Él me miraba desde abajo con una mezcla de confusión y éxtasis.
Esto había sido un error, de los grandes.
—Perdóname —dije casi sin aire.
El sol murió en el horizonte y fue la señal para que La Cenicienta emprendiera la fuga. Godric Gryffindor me miraría ahora con una ceja levantada.
Corrí. Corrí antes de que mi bella carroza se convirtiera en calabaza.
Pero en lugar de llevarme a mi cabaña, mi remordida conciencia me arrastró hasta la recepción.
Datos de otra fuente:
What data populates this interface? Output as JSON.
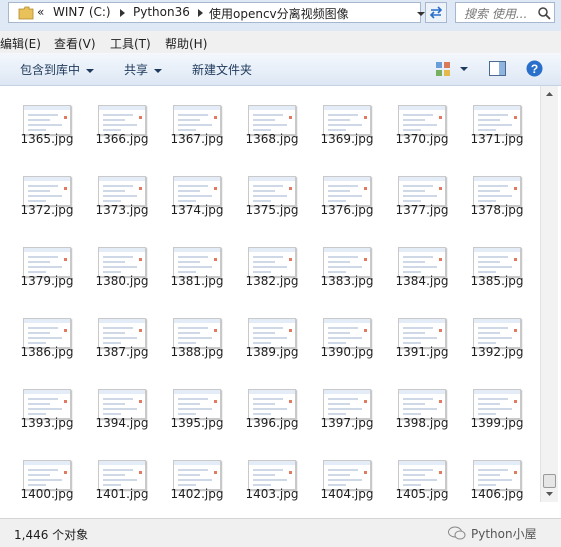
{
  "address": {
    "overflow_glyph": "«",
    "crumbs": [
      "WIN7 (C:)",
      "Python36",
      "使用opencv分离视频图像"
    ],
    "search_placeholder": "搜索 使用..."
  },
  "menu": [
    "编辑(E)",
    "查看(V)",
    "工具(T)",
    "帮助(H)"
  ],
  "toolbar": {
    "include_library": "包含到库中",
    "share": "共享",
    "new_folder": "新建文件夹"
  },
  "files": [
    [
      "1365.jpg",
      "1366.jpg",
      "1367.jpg",
      "1368.jpg",
      "1369.jpg",
      "1370.jpg",
      "1371.jpg"
    ],
    [
      "1372.jpg",
      "1373.jpg",
      "1374.jpg",
      "1375.jpg",
      "1376.jpg",
      "1377.jpg",
      "1378.jpg"
    ],
    [
      "1379.jpg",
      "1380.jpg",
      "1381.jpg",
      "1382.jpg",
      "1383.jpg",
      "1384.jpg",
      "1385.jpg"
    ],
    [
      "1386.jpg",
      "1387.jpg",
      "1388.jpg",
      "1389.jpg",
      "1390.jpg",
      "1391.jpg",
      "1392.jpg"
    ],
    [
      "1393.jpg",
      "1394.jpg",
      "1395.jpg",
      "1396.jpg",
      "1397.jpg",
      "1398.jpg",
      "1399.jpg"
    ],
    [
      "1400.jpg",
      "1401.jpg",
      "1402.jpg",
      "1403.jpg",
      "1404.jpg",
      "1405.jpg",
      "1406.jpg"
    ]
  ],
  "status": {
    "count": "1,446 个对象"
  },
  "watermark": "Python小屋",
  "colors": {
    "folder": "#e8c15a",
    "accent": "#1e395b",
    "help": "#2a6fc9"
  }
}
Le hice un breve saludo a la Señora Rochester y me dirigí a la zona de llamadas. Descolgué el arcaico artefacto y marqué un número que conocía muy bien.
Una voz familiar atendió la llamada.
—Diga.
—Olga, ¿cómo estás? Soy yo, Claudia —traté de disimular el temblor de mi voz mientras con un dedo retorcía el cable del teléfono.
—¡Ah hola, Clau, querida! ¡Hace mucho que no hablamos! —dijo la madre de Javier con su típico tono cariñoso.
—Sí, es verdad, hace ya un mes desde que vine al campamento.
—¿La estás pasando bien por allá?
—Sí, sí. He hecho buenas amigas.
—¡Cuánto me alegro! Te hacía falta salir de tu zona de confort, Clau. Explorar un poco y vivir aventuras.
La madre de Javier siempre se había preocupado mucho por mí, y me trataba como si fuese su hija.
Cuando se abrió una brecha de silencio, aproveché para cumplir el verdadero propósito de mi llamada.
—¿Javier está en la casa?
Hubo un pequeño lapsus de silencio en el que pensé que se había cortado la llamada.
—Ay, Claudia, ¿no lo sabes? Javier se fue hace dos días a España.
El hechizo mágico del hada madrina había desaparecido, y ahora solo quedaba una calabaza vieja y partida en mil pedazos.